Local MP, Philip Dunne, joined pupils and staff at St. Lawrence CE Primary School, Church Stretton, and National Trust Rangers to plant a tree as part of the National Trust’s BlossomWatch campaign, as part of National Tree Week.
The National Trust launched #BlossomWatch last year when the country had just entered lockdown, with a growing body of evidence suggesting that time spent daily connecting with nature is vital to human wellbeing. Research shows that just 20 minutes could help to improve your mood. But only six per cent of adults and seven per cent of children take the time to celebrate seasonal events such as the first day of spring.

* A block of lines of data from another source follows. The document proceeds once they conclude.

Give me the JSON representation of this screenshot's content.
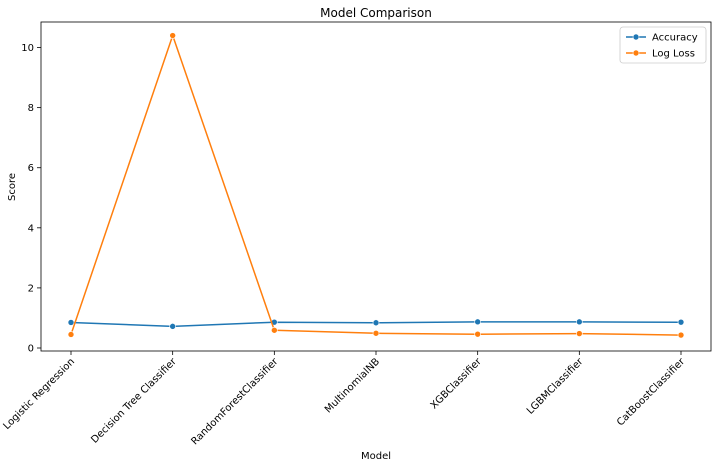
{
  "chart_data": {
    "type": "line",
    "title": "Model Comparison",
    "xlabel": "Model",
    "ylabel": "Score",
    "categories": [
      "Logistic Regression",
      "Decision Tree Classifier",
      "RandomForestClassifier",
      "MultinomialNB",
      "XGBClassifier",
      "LGBMClassifier",
      "CatBoostClassifier"
    ],
    "series": [
      {
        "name": "Accuracy",
        "color": "#1f77b4",
        "values": [
          0.85,
          0.72,
          0.86,
          0.84,
          0.87,
          0.87,
          0.86
        ]
      },
      {
        "name": "Log Loss",
        "color": "#ff7f0e",
        "values": [
          0.45,
          10.4,
          0.59,
          0.49,
          0.46,
          0.48,
          0.43
        ]
      }
    ],
    "ylim": [
      -0.1,
      10.85
    ],
    "yticks": [
      0,
      2,
      4,
      6,
      8,
      10
    ],
    "grid": false,
    "legend_position": "top-right"
  }
}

Flowering trees and shrubs blossom to advertise the pollen and nectar that awaits visiting pollinators. The blossoming sequence of willow and blackthorn from the end of February through to apple and hawthorn into May are crucial for many wild bees that coincide their emergence with a preferred blossom period.

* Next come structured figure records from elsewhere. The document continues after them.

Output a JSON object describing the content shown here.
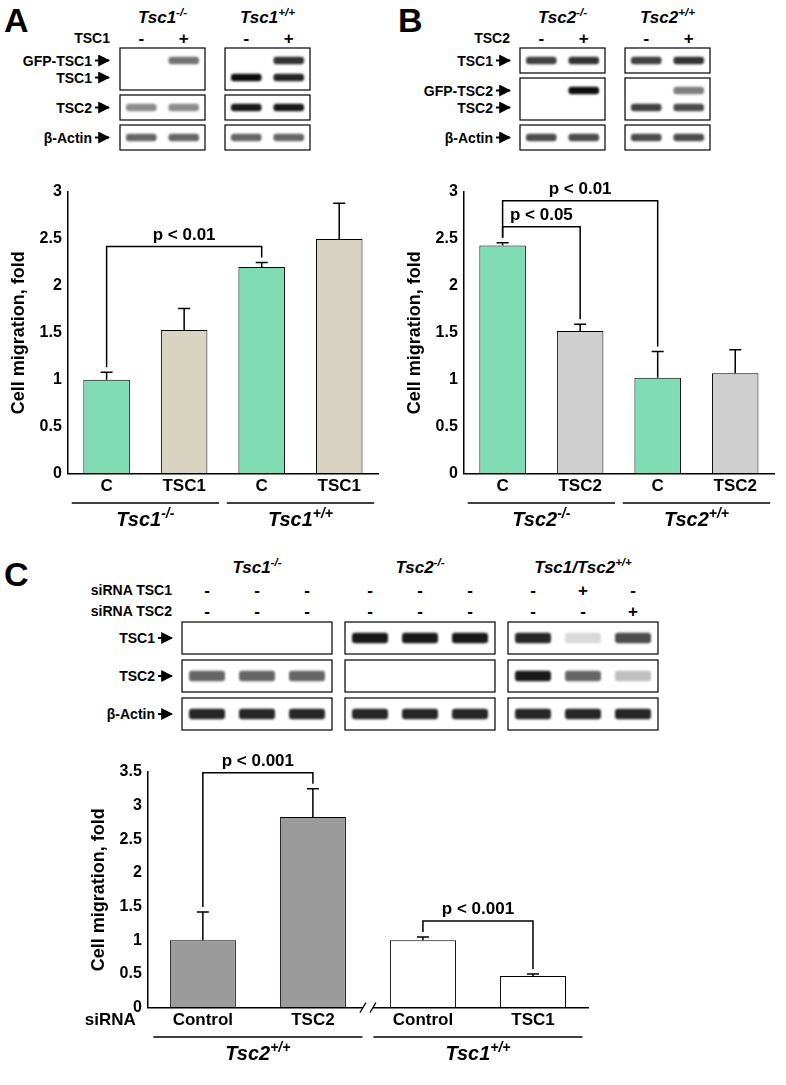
{
  "panel_labels": [
    "A",
    "B",
    "C"
  ],
  "blots": [
    {
      "groups": [
        "Tsc1-/-",
        "Tsc1+/+"
      ],
      "treatments": [
        {
          "label": "TSC1",
          "marks": [
            "-",
            "+",
            "-",
            "+"
          ]
        }
      ],
      "boxes": [
        [
          {
            "label": "GFP-TSC1",
            "bands": [
              0,
              0.55,
              0,
              0.8
            ]
          },
          {
            "label": "TSC1",
            "bands": [
              0,
              0,
              0.95,
              0.85
            ]
          }
        ],
        [
          {
            "label": "TSC2",
            "bands": [
              0.45,
              0.45,
              0.9,
              0.9
            ]
          }
        ],
        [
          {
            "label": "β-Actin",
            "bands": [
              0.6,
              0.6,
              0.6,
              0.6
            ]
          }
        ]
      ]
    },
    {
      "groups": [
        "Tsc2-/-",
        "Tsc2+/+"
      ],
      "treatments": [
        {
          "label": "TSC2",
          "marks": [
            "-",
            "+",
            "-",
            "+"
          ]
        }
      ],
      "boxes": [
        [
          {
            "label": "TSC1",
            "bands": [
              0.75,
              0.8,
              0.75,
              0.8
            ]
          }
        ],
        [
          {
            "label": "GFP-TSC2",
            "bands": [
              0,
              0.95,
              0,
              0.5
            ]
          },
          {
            "label": "TSC2",
            "bands": [
              0,
              0,
              0.75,
              0.7
            ]
          }
        ],
        [
          {
            "label": "β-Actin",
            "bands": [
              0.7,
              0.7,
              0.7,
              0.7
            ]
          }
        ]
      ]
    },
    {
      "groups": [
        "Tsc1-/-",
        "Tsc2-/-",
        "Tsc1/Tsc2+/+"
      ],
      "treatments": [
        {
          "label": "siRNA TSC1",
          "marks": [
            "-",
            "-",
            "-",
            "-",
            "-",
            "-",
            "-",
            "+",
            "-"
          ]
        },
        {
          "label": "siRNA TSC2",
          "marks": [
            "-",
            "-",
            "-",
            "-",
            "-",
            "-",
            "-",
            "-",
            "+"
          ]
        }
      ],
      "boxes": [
        [
          {
            "label": "TSC1",
            "bands": [
              0,
              0,
              0,
              0.9,
              0.9,
              0.9,
              0.85,
              0.15,
              0.7
            ]
          }
        ],
        [
          {
            "label": "TSC2",
            "bands": [
              0.6,
              0.6,
              0.6,
              0,
              0,
              0,
              0.9,
              0.6,
              0.25
            ]
          }
        ],
        [
          {
            "label": "β-Actin",
            "bands": [
              0.85,
              0.85,
              0.85,
              0.85,
              0.85,
              0.85,
              0.85,
              0.85,
              0.85
            ]
          }
        ]
      ]
    }
  ],
  "chart_data": [
    {
      "type": "bar",
      "categories": [
        "C",
        "TSC1",
        "C",
        "TSC1"
      ],
      "group_labels": [
        "Tsc1-/-",
        "Tsc1+/+"
      ],
      "values": [
        1.0,
        1.53,
        2.2,
        2.5
      ],
      "errors": [
        0.08,
        0.23,
        0.05,
        0.38
      ],
      "colors": [
        "#7fdcb4",
        "#d9d4c2",
        "#7fdcb4",
        "#d9d4c2"
      ],
      "ylabel": "Cell migration, fold",
      "ylim": [
        0,
        3
      ],
      "yticks": [
        0,
        0.5,
        1,
        1.5,
        2,
        2.5,
        3
      ],
      "grid": false,
      "annotations": [
        {
          "text": "p < 0.01",
          "bars": [
            0,
            2
          ]
        }
      ]
    },
    {
      "type": "bar",
      "categories": [
        "C",
        "TSC2",
        "C",
        "TSC2"
      ],
      "group_labels": [
        "Tsc2-/-",
        "Tsc2+/+"
      ],
      "values": [
        2.43,
        1.52,
        1.02,
        1.07
      ],
      "errors": [
        0.03,
        0.07,
        0.28,
        0.25
      ],
      "colors": [
        "#7fdcb4",
        "#cfcfcf",
        "#7fdcb4",
        "#cfcfcf"
      ],
      "ylabel": "Cell migration, fold",
      "ylim": [
        0,
        3
      ],
      "yticks": [
        0,
        0.5,
        1,
        1.5,
        2,
        2.5,
        3
      ],
      "grid": false,
      "annotations": [
        {
          "text": "p < 0.05",
          "bars": [
            0,
            1
          ]
        },
        {
          "text": "p < 0.01",
          "bars": [
            0,
            2
          ]
        }
      ]
    },
    {
      "type": "bar",
      "categories": [
        "Control",
        "TSC2",
        "Control",
        "TSC1"
      ],
      "group_labels": [
        "Tsc2+/+",
        "Tsc1+/+"
      ],
      "xlabel": "siRNA",
      "values": [
        1.0,
        2.83,
        1.0,
        0.47
      ],
      "errors": [
        0.42,
        0.42,
        0.05,
        0.03
      ],
      "colors": [
        "#9b9b9b",
        "#9b9b9b",
        "#ffffff",
        "#ffffff"
      ],
      "ylabel": "Cell migration, fold",
      "ylim": [
        0,
        3.5
      ],
      "yticks": [
        0,
        0.5,
        1,
        1.5,
        2,
        2.5,
        3,
        3.5
      ],
      "grid": false,
      "annotations": [
        {
          "text": "p < 0.001",
          "bars": [
            0,
            1
          ]
        },
        {
          "text": "p < 0.001",
          "bars": [
            2,
            3
          ]
        }
      ]
    }
  ]
}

The children at St. Lawrence CE Primary School, Church Stretton, will be able to watch their new cherry tree grow and blossom as we emerge out of winter and into spring next year.
Mr Dunne said: “I was delighted to answer great questions from about the environment at a special Assembly of all the children at St Lawrence Primary School. Some of us then planted a cherry tree together as part of the National Trust’s BlossomWatch campaign. I am grateful to Stretton Climate Care for helping arrange the event and to National Trust rangers who provided the tree and explained to the children how vital trees and blossom are to pollinators and other wildlife in our area.
Getting school children involved in government schemes to plant trees was one of the recommendations of the Environmental Audit Committee’s report into biodiversity, so I am very pleased to help put this into practice in South Shropshire. We must act to halt species decline in the UK, and giving space for nature - like planting a tree – is a great way to do that.”
An abundance of wildlife thrives on blossom. Bees seek pollen from wild cherry and apple blossoms. Caterpillars and butterflies love the leaves of goat willow and elderflower blossoms. Song thrushes and blackbirds eat the fruit produced by the trees and hunt for insects among the blossom. Badgers, mice, voles and foxes eat the fruit that falls to the ground.